A Constituinte funcionava 4 horas por dia, das 10 às 2 da tarde e, num país até então não habituado a propor, discutir e aprovar leis, os trabalhos demoravam a ganhar ritmo. Reclamações, queixas e súplicas choviam de todas a vastidão do Brasil – disse o historiador Otávio Tarquínio de Souza. Com tantos assuntos paralelos, só em 1º de setembro a assembleia conseguiu ler o projeto de constituição que deveria discutir. Não deu tempo, pois nos 2 meses que lhe restavam de vida foi engolfada por um turbilhão de crises.

O gabinete de José Bonifácio caiu em meados de julho e o motivo foi – aparentemente – banal. Luís Augusto May (do jornal Malagueta), que se opunha a D. Pedro, teve a casa invadida por um grupo que lhe aplicou uma surra. O atentado foi atribuído ao grupo de José Bonifácio e, mais tarde, descobriu-se que os responsáveis eram amigos de D. Pedro. Mesmo assim, o ministro seria demitido em 16 de julho. Na verdade, Bonifácio trombou com os poderosos interesses dos latifundiários ao sugerir à constituinte a proibição do tráfico negreiro e abolição gradual da escravidão no Brasil.

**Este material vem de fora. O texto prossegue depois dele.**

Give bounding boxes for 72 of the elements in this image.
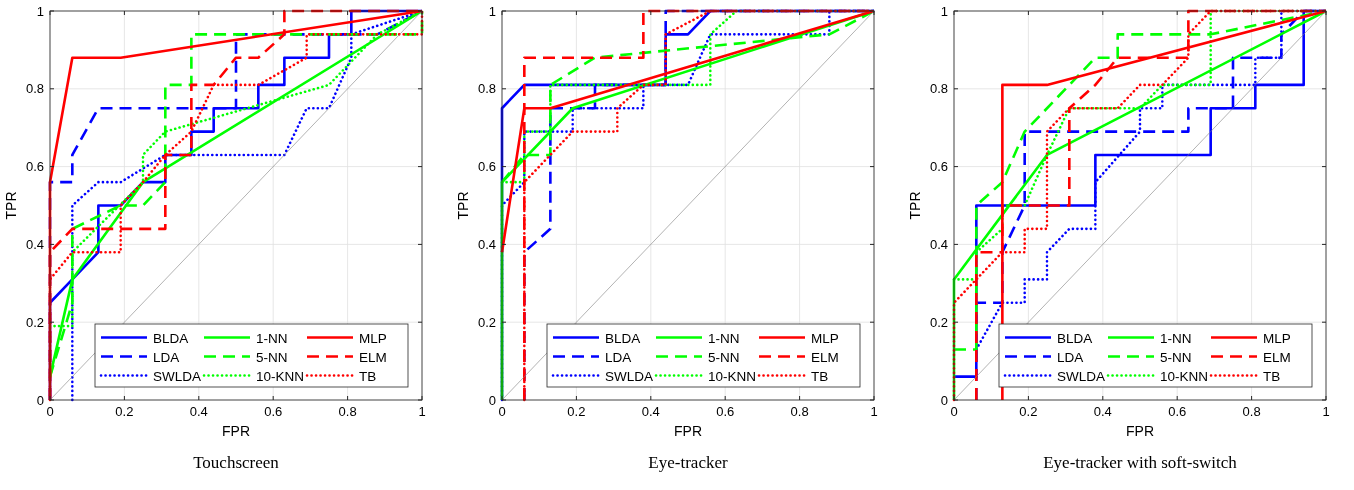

Bonifácio cometeu um erro de cálculo, pois acreditou que, uma vez silenciados os radicais republicanos e preservado o poder do imperador, conseguiria avançar nas reformas sociais de que o Brasil tanto necessitava para se considerar uma nação soberana. Dependente da mão de obra escrava, a aristocracia rural brasileira aceitaria qualquer coisa da constituinte, menos mudanças nas estruturas sociais que sustentava a economia brasileira e garantiam seus privilégios.

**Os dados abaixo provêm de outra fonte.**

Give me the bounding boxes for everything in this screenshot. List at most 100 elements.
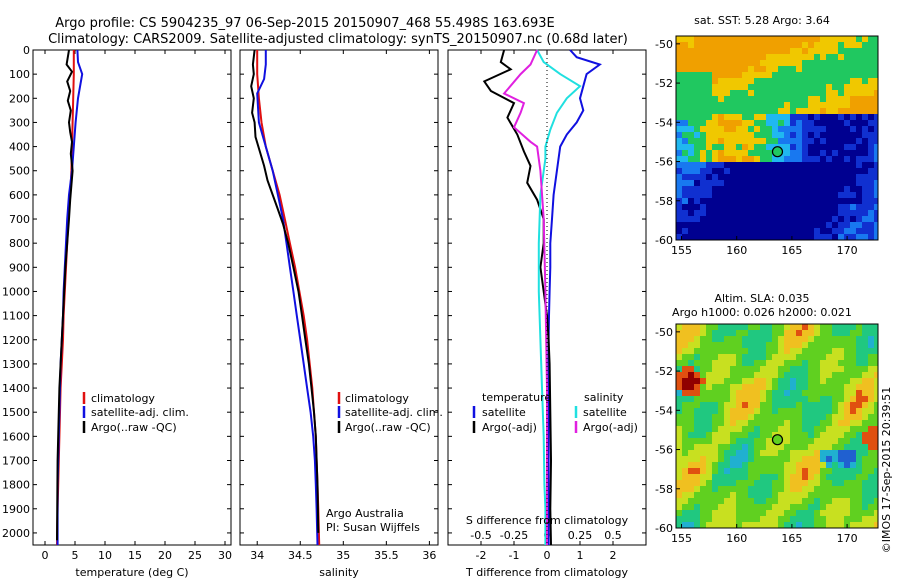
sst-cell bbox=[838, 204, 845, 211]
sst-cell bbox=[826, 210, 833, 217]
sla-cell bbox=[760, 438, 767, 445]
sst-cell bbox=[784, 102, 791, 109]
sst-cell bbox=[736, 234, 743, 241]
sst-cell bbox=[730, 132, 737, 139]
sla-cell bbox=[784, 372, 791, 379]
x-tick-label: 35.5 bbox=[374, 549, 399, 562]
sla-cell bbox=[694, 510, 701, 517]
sla-cell bbox=[718, 468, 725, 475]
sla-cell bbox=[826, 480, 833, 487]
sla-cell bbox=[736, 372, 743, 379]
sla-cell bbox=[856, 438, 863, 445]
sla-cell bbox=[694, 336, 701, 343]
sla-cell bbox=[760, 474, 767, 481]
sst-cell bbox=[766, 90, 773, 97]
sla-cell bbox=[712, 360, 719, 367]
sst-cell bbox=[688, 150, 695, 157]
sst-cell bbox=[802, 204, 809, 211]
sla-cell bbox=[688, 504, 695, 511]
sla-cell bbox=[760, 384, 767, 391]
sst-cell bbox=[730, 222, 737, 229]
sla-cell bbox=[772, 396, 779, 403]
sst-cell bbox=[676, 204, 683, 211]
sla-cell bbox=[742, 462, 749, 469]
sst-cell bbox=[790, 72, 797, 79]
sla-cell bbox=[724, 390, 731, 397]
sst-cell bbox=[694, 102, 701, 109]
sla-cell bbox=[874, 360, 879, 367]
sst-cell bbox=[832, 54, 839, 61]
sla-cell bbox=[862, 360, 869, 367]
sst-cell bbox=[736, 120, 743, 127]
sst-cell bbox=[826, 96, 833, 103]
sst-cell bbox=[748, 162, 755, 169]
sla-cell bbox=[700, 354, 707, 361]
sst-cell bbox=[790, 84, 797, 91]
sla-cell bbox=[802, 456, 809, 463]
sst-cell bbox=[862, 150, 869, 157]
sla-cell bbox=[844, 462, 851, 469]
sst-cell bbox=[676, 168, 683, 175]
sla-cell bbox=[718, 420, 725, 427]
sst-cell bbox=[802, 48, 809, 55]
sla-cell bbox=[706, 414, 713, 421]
sst-cell bbox=[814, 36, 821, 43]
sst-cell bbox=[748, 96, 755, 103]
sst-cell bbox=[832, 42, 839, 49]
sla-cell bbox=[868, 372, 875, 379]
y-tick-label: 1700 bbox=[2, 454, 30, 467]
sla-cell bbox=[778, 486, 785, 493]
sst-cell bbox=[766, 132, 773, 139]
sst-cell bbox=[820, 162, 827, 169]
sla-cell bbox=[820, 396, 827, 403]
sla-cell bbox=[802, 366, 809, 373]
sla-cell bbox=[718, 360, 725, 367]
sst-cell bbox=[874, 198, 879, 205]
sla-cell bbox=[796, 348, 803, 355]
sla-cell bbox=[682, 342, 689, 349]
sst-cell bbox=[874, 42, 879, 49]
sla-cell bbox=[700, 480, 707, 487]
sst-cell bbox=[676, 144, 683, 151]
sla-cell bbox=[754, 432, 761, 439]
sla-cell bbox=[844, 468, 851, 475]
sst-cell bbox=[742, 198, 749, 205]
sla-cell bbox=[712, 474, 719, 481]
sla-cell bbox=[856, 342, 863, 349]
sst-cell bbox=[796, 222, 803, 229]
sst-cell bbox=[838, 186, 845, 193]
sst-cell bbox=[868, 72, 875, 79]
sla-cell bbox=[736, 408, 743, 415]
sla-cell bbox=[826, 426, 833, 433]
sla-cell bbox=[832, 468, 839, 475]
sla-cell bbox=[796, 330, 803, 337]
sla-cell bbox=[820, 402, 827, 409]
sst-cell bbox=[724, 42, 731, 49]
sla-cell bbox=[778, 498, 785, 505]
sst-map-title: sat. SST: 5.28 Argo: 3.64 bbox=[694, 14, 830, 27]
sst-cell bbox=[706, 162, 713, 169]
sla-cell bbox=[682, 360, 689, 367]
sla-cell bbox=[700, 372, 707, 379]
sst-cell bbox=[820, 66, 827, 73]
sla-cell bbox=[832, 348, 839, 355]
sst-cell bbox=[778, 72, 785, 79]
sla-cell bbox=[724, 486, 731, 493]
sst-cell bbox=[694, 42, 701, 49]
sla-cell bbox=[790, 342, 797, 349]
sst-cell bbox=[796, 198, 803, 205]
sst-cell bbox=[736, 114, 743, 121]
sst-cell bbox=[676, 192, 683, 199]
sst-cell bbox=[874, 192, 879, 199]
sla-cell bbox=[778, 426, 785, 433]
sst-cell bbox=[718, 222, 725, 229]
sla-cell bbox=[808, 402, 815, 409]
sla-cell bbox=[838, 468, 845, 475]
sst-cell bbox=[778, 66, 785, 73]
sla-cell bbox=[766, 474, 773, 481]
sla-cell bbox=[838, 402, 845, 409]
sst-cell bbox=[790, 138, 797, 145]
sst-cell bbox=[682, 60, 689, 67]
sst-cell bbox=[844, 78, 851, 85]
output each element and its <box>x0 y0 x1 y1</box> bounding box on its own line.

As horas que antecederam o fechamento da constituinte passaram para a História como “A Noite da Agonia”. No dia 11 de novembro, os deputados declararam-se em sessão permanente numa tentativa de resistir às pressões de D. Pedro e da tropa que cerava o edifício. Todos passaram a noite em claro e, às 11 horas da manhã seguinte, Francisco Vilela Barbosa – coronel do exército – entrou no recinto fardado e de espada em punho. Duas horas depois chegou um oficial com a ordem do imperador. A assembleia estava dissolvida porque “perjurara ao seu solene juramento de salvar o Brasil”, segundo a justificativa de D. Pedro.

Na declaração de dissolução da constituinte, D. Pedro prometeu dar ao país uma constituição “duplicadamente mais liberal do que o que a extinta Assembleia acabou de fazer”. E foi, de fato, o que aconteceu. A primeira Constituição brasileira outorgada pelo imperador no dia 25 de março de 1824, era uma das mais avançadas da época na proteção dos direitos civis. Uma de suas novidades era a liberdade de culto. O catolicismo mantinha-se como a religião oficial, mas pela 1ª vez na história brasileira, judeus, muçulmanos, budistas, protestantes e adeptos de outras crenças poderia professar livremente a sua fé.

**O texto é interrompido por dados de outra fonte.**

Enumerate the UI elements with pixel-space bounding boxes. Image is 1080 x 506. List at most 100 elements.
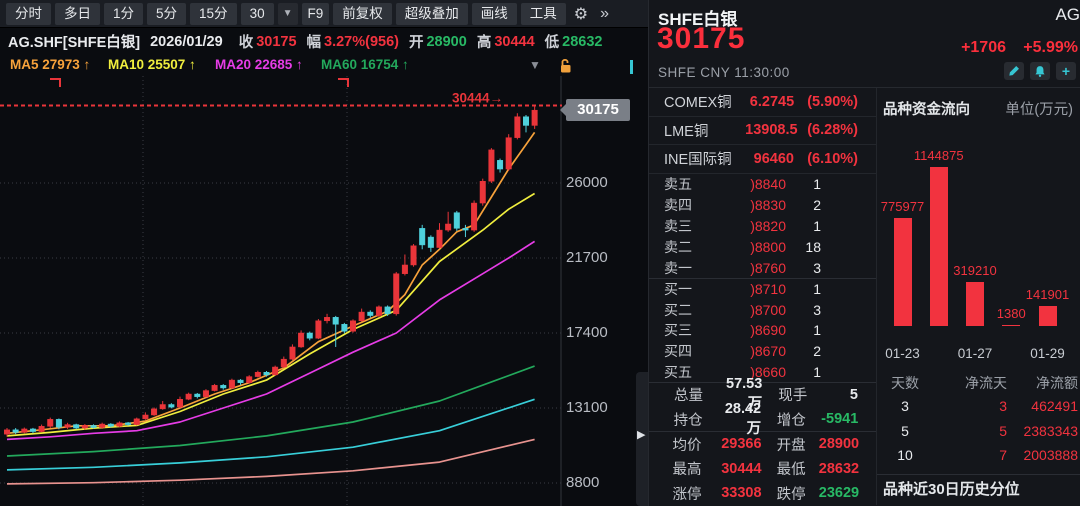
ma-legend-item: MA60 16754 ↑ (321, 57, 409, 72)
alert-bell-icon[interactable] (1030, 62, 1050, 80)
tool-button[interactable]: 工具 (520, 2, 566, 25)
flow-table-row: 3 3 462491 (901, 398, 1078, 415)
linked-quote-row[interactable]: INE国际铜 96460 (6.10%) (649, 145, 876, 174)
stat-row: 持仓 28.42万 增仓 -5941 (649, 401, 876, 437)
fund-flow-date: 01-27 (957, 346, 993, 361)
y-axis-tick: 8800 (566, 474, 600, 491)
order-book-row[interactable]: 买二)8700 3 (664, 301, 821, 318)
fund-flow-title: 品种资金流向 (883, 101, 970, 118)
date-label: 2026/01/29 (150, 33, 223, 50)
y-axis-tick: 26000 (566, 174, 608, 191)
order-book: 卖五)8840 1 卖四)8830 2 卖三)8820 1 卖二)8800 18 卖一)8760… (649, 174, 876, 383)
panel-expand-handle[interactable]: ▶ (636, 372, 649, 506)
stats-block: 总量 57.53万 现手 5 持仓 28.42万 增仓 -5941 均价 29366 开盘 28900… (649, 376, 876, 506)
ma-legend-bar: ▼ MA5 27973 ↑ MA10 25507 ↑ MA20 22685 ↑ MA6… (0, 55, 648, 76)
period-button[interactable]: 分时 (6, 2, 51, 25)
unlock-icon[interactable] (558, 57, 574, 77)
instrument-name: SHFE白银 (658, 10, 738, 29)
flow-table-row: 10 7 2003888 (897, 447, 1078, 464)
fund-flow-bar-label: 141901 (1025, 287, 1070, 303)
toolbar: 分时 多日 1分 5分 15分 30 ▼ F9 前复权 超级叠加 画线 工具 ⚙ » (0, 0, 648, 28)
instrument-code: AG (1055, 5, 1080, 24)
fund-flow-dates: 01-23 01-27 01-29 (877, 340, 1080, 370)
ohlc-segment: 开 28900 (408, 33, 467, 52)
period-button[interactable]: 15分 (190, 2, 237, 25)
fund-flow-column: 品种资金流向 单位(万元) 775977 1144875 319210 1380 141… (876, 88, 1080, 505)
quote-panel: SHFE白银 AG 30175 +1706 +5.99% SHFE CNY 11… (648, 0, 1080, 506)
ohlc-segment: 低 28632 (544, 33, 603, 52)
order-book-row[interactable]: 买四)8670 2 (664, 343, 821, 360)
fund-flow-chart: 775977 1144875 319210 1380 141901 (877, 120, 1080, 340)
order-book-row[interactable]: 卖四)8830 2 (664, 197, 821, 214)
tool-button[interactable]: 前复权 (333, 2, 392, 25)
fund-flow-date: 01-29 (1030, 346, 1065, 361)
current-price-tag: 30175 (560, 99, 630, 121)
order-book-row[interactable]: 卖二)8800 18 (664, 238, 821, 255)
fund-flow-bar-label: 1144875 (913, 148, 964, 163)
fund-flow-bar-label: 1380 (996, 305, 1026, 321)
period-button[interactable]: 1分 (104, 2, 144, 25)
fund-flow-bar-label: 775977 (880, 199, 925, 215)
linked-quote-row[interactable]: COMEX铜 6.2745 (5.90%) (649, 88, 876, 117)
order-book-row[interactable]: 卖五)8840 1 (664, 176, 821, 193)
chevrons-more-icon[interactable]: » (600, 4, 610, 22)
ohlc-segment: 收 30175 (238, 33, 297, 52)
symbol-label: AG.SHF[SHFE白银] (8, 35, 141, 51)
ohlc-segment: 高 30444 (476, 33, 535, 52)
fund-flow-bar (966, 281, 984, 326)
ma-legend-item: MA10 25507 ↑ (108, 57, 196, 72)
y-axis-tick: 21700 (566, 249, 608, 266)
f9-button[interactable]: F9 (301, 2, 330, 25)
period-dropdown-icon[interactable]: ▼ (277, 2, 298, 25)
tool-button[interactable]: 超级叠加 (395, 2, 468, 25)
last-price: 30175 (657, 22, 746, 55)
price-change-pct: +5.99% (1023, 39, 1078, 56)
y-axis-tick: 17400 (566, 324, 608, 341)
edit-icon[interactable] (1004, 62, 1024, 80)
tool-button[interactable]: 画线 (471, 2, 517, 25)
fund-flow-date: 01-23 (885, 346, 920, 361)
quote-header: SHFE白银 AG 30175 +1706 +5.99% SHFE CNY 11… (649, 0, 1080, 88)
flow-table-header: 天数 净流天 净流额 (891, 375, 1078, 391)
stat-row: 总量 57.53万 现手 5 (674, 376, 858, 413)
flow-table-row: 5 5 2383343 (901, 422, 1078, 439)
period-button[interactable]: 多日 (55, 2, 100, 25)
teal-caret-mark (630, 60, 633, 74)
fund-flow-bar-label: 319210 (953, 262, 997, 278)
ma-legend-item: MA20 22685 ↑ (215, 57, 303, 72)
linked-quotes: COMEX铜 6.2745 (5.90%) LME铜 13908.5 (6.28%) INE… (649, 88, 876, 174)
fund-flow-bar (929, 167, 948, 326)
exchange-time: SHFE CNY 11:30:00 (658, 65, 790, 80)
collapse-chart-icon[interactable]: ▼ (529, 58, 541, 72)
stat-row: 均价 29366 开盘 28900 (672, 436, 860, 454)
fund-flow-bar (893, 218, 912, 326)
ma-legend-item: MA5 27973 ↑ (10, 57, 91, 72)
tool-buttons: 前复权 超级叠加 画线 工具 (333, 2, 566, 25)
y-axis-tick: 13100 (566, 399, 608, 416)
period-button[interactable]: 5分 (147, 2, 187, 25)
linked-quote-row[interactable]: LME铜 13908.5 (6.28%) (649, 117, 876, 146)
gear-icon[interactable]: ⚙ (573, 5, 589, 23)
stat-row: 最高 30444 最低 28632 (672, 460, 860, 479)
ohlc-segments: 收 30175 幅 3.27%(956) 开 28900 高 30444 低 28632 (233, 31, 603, 52)
period-button[interactable]: 30 (240, 2, 274, 25)
candlestick-chart[interactable]: 30444→ 26000 21700 17400 13100 8800 30175 ▶ (0, 76, 649, 506)
orderbook-column: COMEX铜 6.2745 (5.90%) LME铜 13908.5 (6.28%) INE… (649, 88, 876, 505)
order-book-row[interactable]: 卖三)8820 1 (664, 218, 821, 234)
history-percentile-footer: 品种近30日历史分位 (877, 473, 1080, 505)
fund-flow-table: 天数 净流天 净流额 3 3 462491 5 5 2383343 10 7 2003888 (877, 372, 1080, 468)
period-buttons: 分时 多日 1分 5分 15分 30 (6, 2, 274, 25)
svg-text:30444→: 30444→ (452, 90, 503, 105)
fund-flow-bar (1038, 306, 1057, 326)
order-book-row[interactable]: 卖一)8760 3 (664, 259, 821, 276)
order-book-row[interactable]: 买三)8690 1 (664, 322, 821, 339)
info-bar: AG.SHF[SHFE白银] 2026/01/29 收 30175 幅 3.27%(9… (0, 28, 648, 55)
stat-row: 涨停 33308 跌停 23629 (672, 485, 860, 503)
ohlc-segment: 幅 3.27%(956) (306, 33, 399, 52)
fund-flow-bar (1002, 324, 1021, 326)
order-book-row[interactable]: 买一)8710 1 (649, 278, 876, 299)
fund-flow-unit: 单位(万元) (1005, 101, 1073, 118)
order-book-row[interactable]: 买五)8660 1 (649, 362, 876, 383)
add-icon[interactable]: + (1056, 62, 1076, 80)
expand-arrow-icon: ▶ (637, 429, 646, 441)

No entanto, a maior de todas as novidades era o “poder moderador”. Exercido pelo imperador, constituía-se como um quarto poder, que se sobrepunha aos outros três poderes – executivo, legislativo e judiciário – e arbitrava eventuais divergências entre eles. Era uma tentativa de reconciliar a monarquia com liberdade, direitos civis e constituição. Na opinião de Benjamin Constant, caberia ao soberano mediar, balancear e restringir o choque entre os poderes. No caso do Brasil, entre as atribuições do imperador estavam a faculdade de nomear e demitir os ministros, dissolver a câmara dos deputados e convocar eleições parlamentares. Entre 1824 e 1889, D. Pedro I e D. Pedro II invocaram o poder moderador 12 vezes para dissolver a Câmara – em média uma a cada cinco anos.